Pope Francis made waves 2-1/2 years ago when he published his bold and earnest encyclical Laudato si’, which tackles the crucial issue of how we can uplift the lives of the poor. Since then the pope has continued to raise numerous questions regarding free-market capitalism and to call for increased government powers to end poverty. In the process, he has also invited an open dialogue about how best to address these difficult and complex problems—a welcome opportunity for a worldwide discussion to develop promising solutions.

It is important that the dialogue the pope initiated during his recent tour of Peru and Chile, about the values and methods of poverty alleviation, not overlook basic facts. In this realm, economists have much to offer His Holiness and people of goodwill from every creed who aspire to a more prosperous, more humane world, as my colleagues and I explain in our recent book, Pope Francis and the Caring Society.

First is the factual issue of global poverty trends. Fortunately, and contrary to the pope’s suggestion, absolute poverty is actually not a growing problem, but a diminishing one.

For almost four decades, economists at the World Bank have analyzed global levels of extreme poverty, now defined as earnings of less than $1.90 per day. When it began its tracking in 1981, an estimated 42% of the world’s population was still living in severe poverty. In 2015, however, it announced that the extreme poverty rate had dropped below 10% for the first time in history. More than one billion people have escaped extreme poverty since 1990.

The greatest beneficiaries of the Great Escape have been people in South Asia and East Asia and the Pacific regions, particularly in China, India and Indonesia.
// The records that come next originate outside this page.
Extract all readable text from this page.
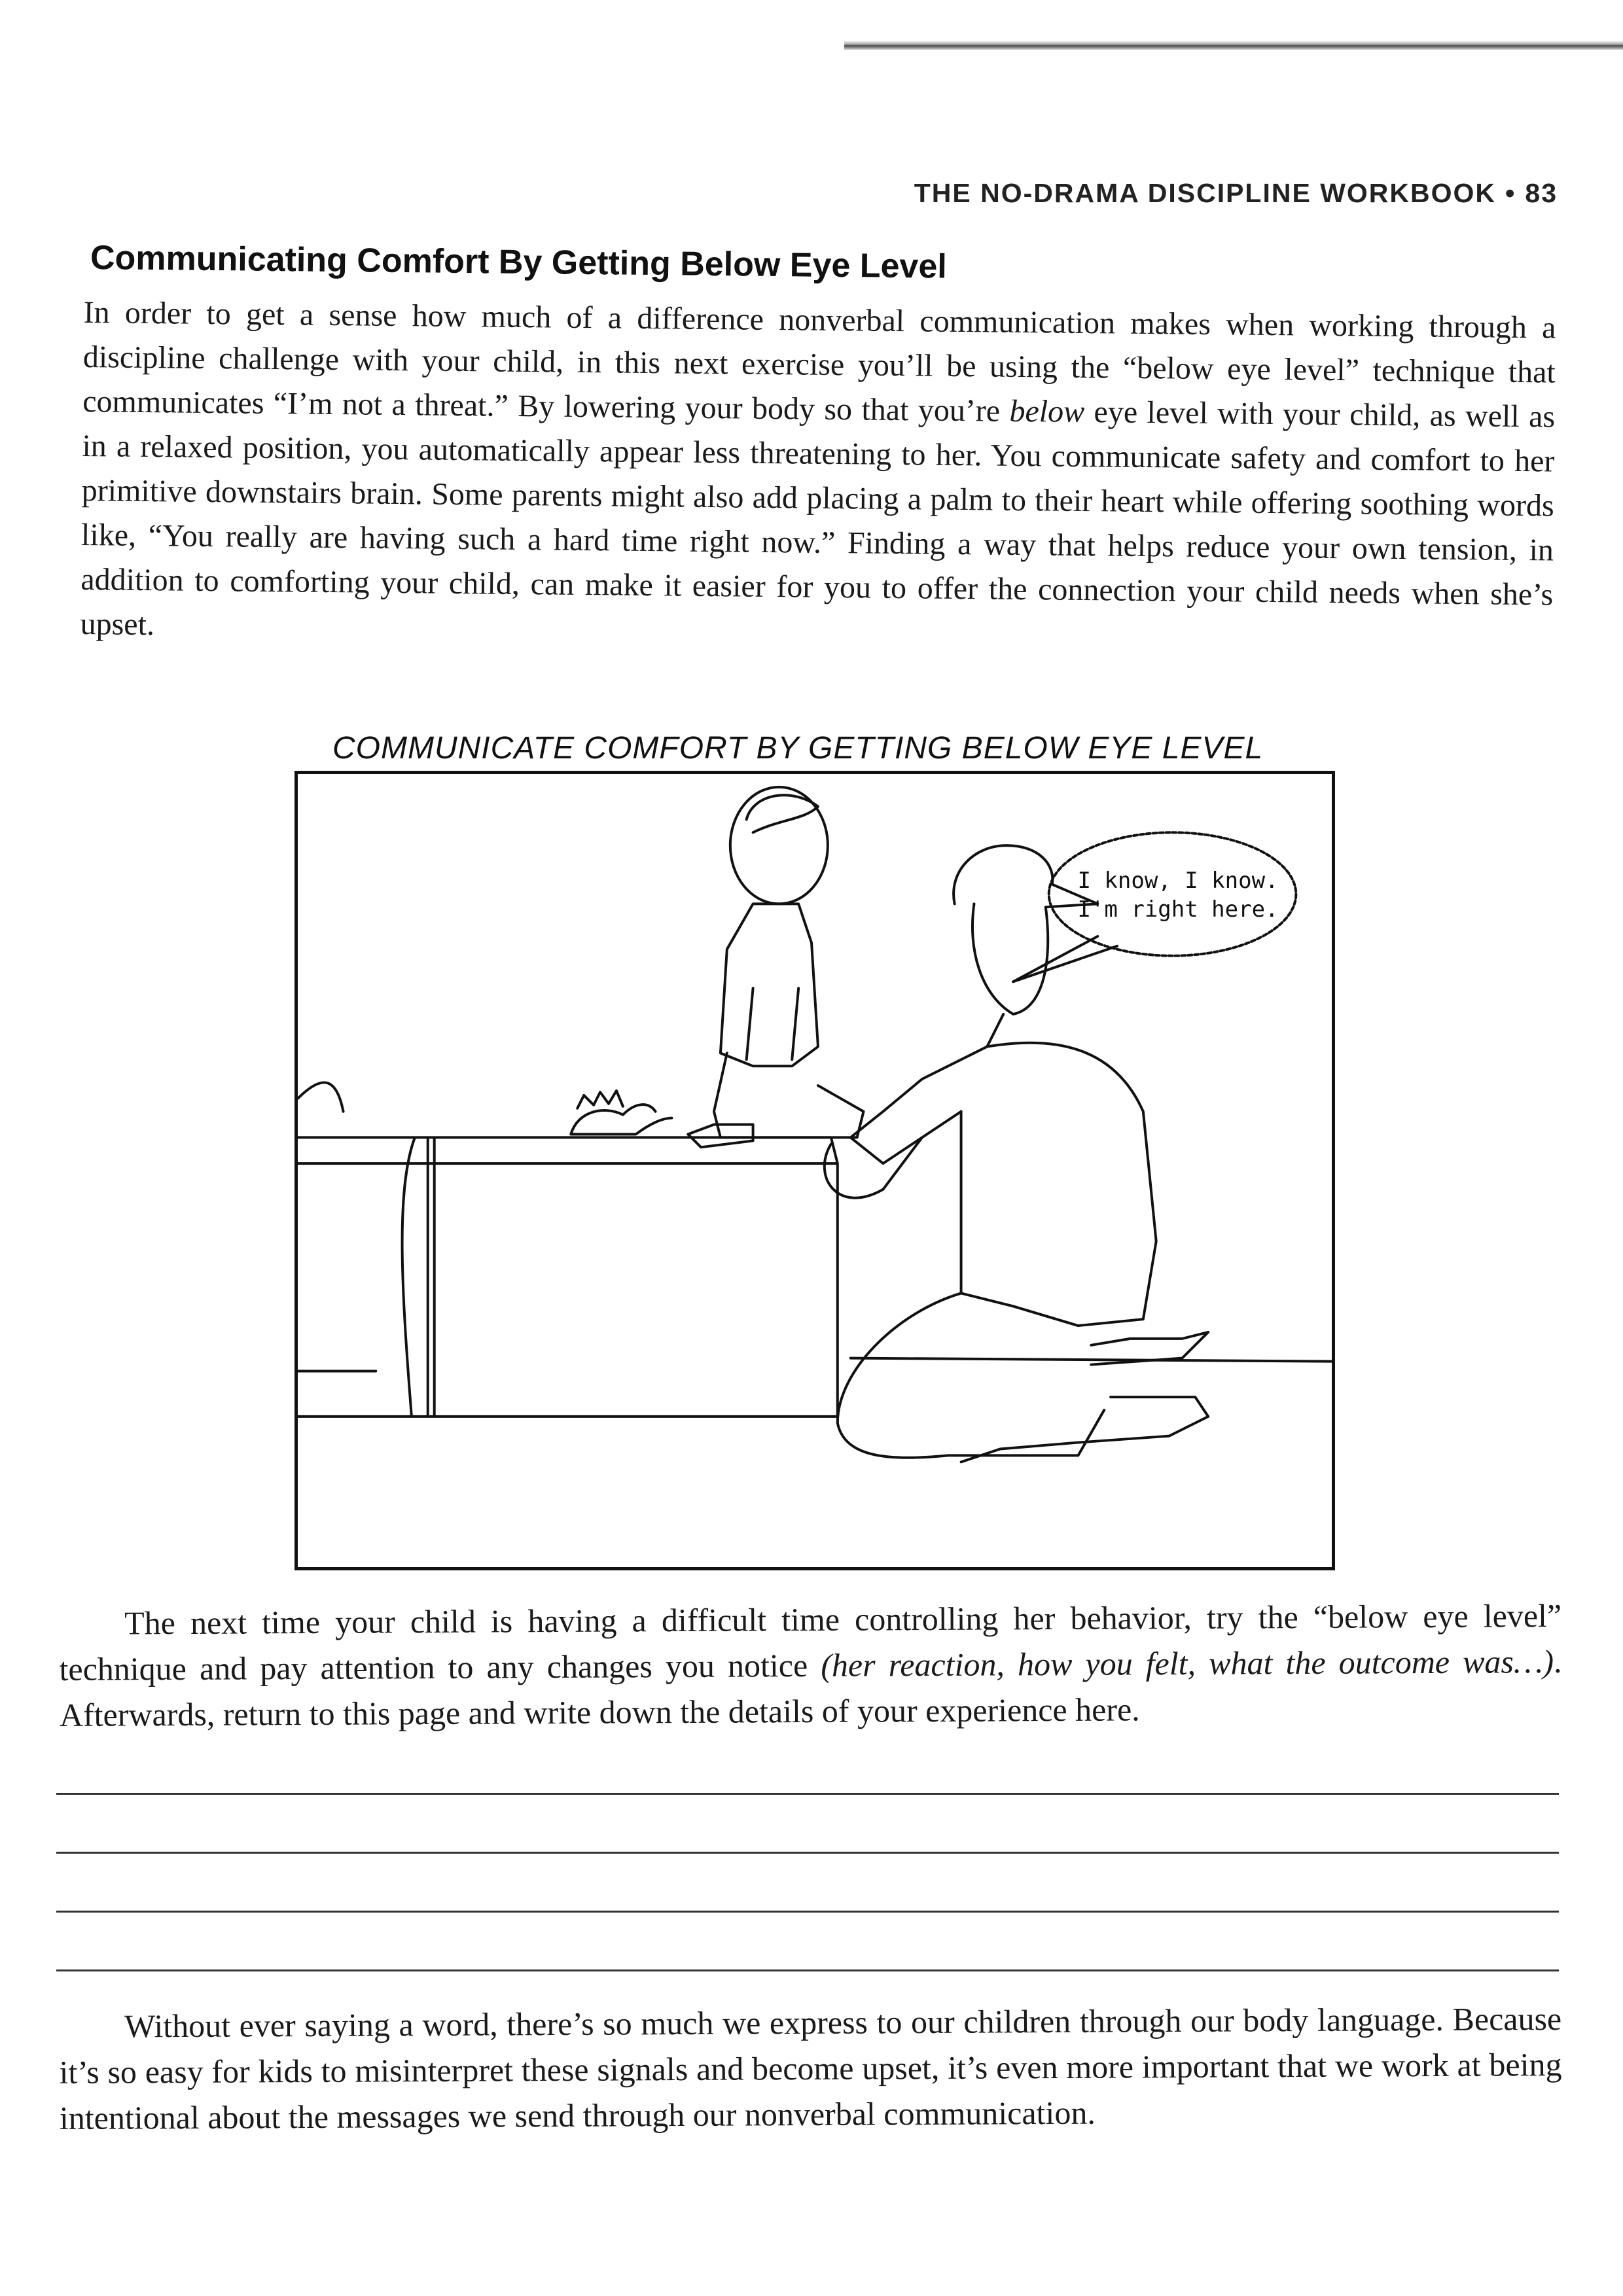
THE NO-DRAMA DISCIPLINE WORKBOOK • 83
Communicating Comfort By Getting Below Eye Level
In order to get a sense how much of a difference nonverbal communication makes when working through a discipline challenge with your child, in this next exercise you’ll be using the “below eye level” technique that communicates “I’m not a threat.” By lowering your body so that you’re below eye level with your child, as well as in a relaxed position, you automatically appear less threatening to her. You communicate safety and comfort to her primitive downstairs brain. Some parents might also add placing a palm to their heart while offering soothing words like, “You really are having such a hard time right now.” Finding a way that helps reduce your own tension, in addition to comforting your child, can make it easier for you to offer the connection your child needs when she’s upset.
COMMUNICATE COMFORT BY GETTING BELOW EYE LEVEL
I know, I know.
I'm right here.
The next time your child is having a difficult time controlling her behavior, try the “below eye level” technique and pay attention to any changes you notice (her reaction, how you felt, what the outcome was…). Afterwards, return to this page and write down the details of your experience here.
Without ever saying a word, there’s so much we express to our children through our body language. Because it’s so easy for kids to misinterpret these signals and become upset, it’s even more important that we work at being intentional about the messages we send through our nonverbal communication.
It is no coincidence that poverty had fallen the most in countries that have adopted more market-friendly reforms.

The link between economic freedom and a higher standard of living has long been established in the economic literature. This finding is the second important fact so relevant to making sustainable progress on poverty alleviation and social advancement.

Free-market capitalism, by which we mean a system where voluntary exchange and private-property rights are vigilantly protected, offers greater opportunity for people to improve their lot by working their way up the economic ladder, including starting their own businesses. The resulting increased wealth, in turn, gives people greater ability to be more generous in their giving. Economic freedom need not turn people into “monsters”; it has and will enable them to be generous in new and powerful ways.

By contrast, coercive wealth redistribution provides a strong disincentive to work, to innovate, to create jobs, and to share the resulting gains with the charitable works to address those most in need.

Private charitable giving, it turns out, tends to be much more efficient and effective than government welfare programs funded with confiscatory taxes. One reason is that private charities often compete for donor dollars and to succeed must demonstrate positive results, whereas government programs are funded based not on effectiveness of outcomes but on political pull.

Regardless of results, governments tend to be plagued by administrative waste that significantly diminishes the amount of funding actually devoted to the poor. The welfare state also goes hand in hand with the regulatory state, which directly impedes economic progress, job creation, and poverty alleviation.

Pope Francis is most certainly right when he calls for us all to work on creating a more caring world, especially to help those most in need, but government interventions that sustainably reduce poverty are the exception to the rule.

At a time when even modest market-based reforms in many of the world’s most repressive nations have made historic progress in helping the poor lift themselves out of poverty, let us then continue on the benevolent path to alleviate poverty by offering people the freedom to create—and voluntarily share—their increased prosperity.

As Francis has well noted, we need to repurpose our lives to enable people worldwide to realize human dignity and well-being.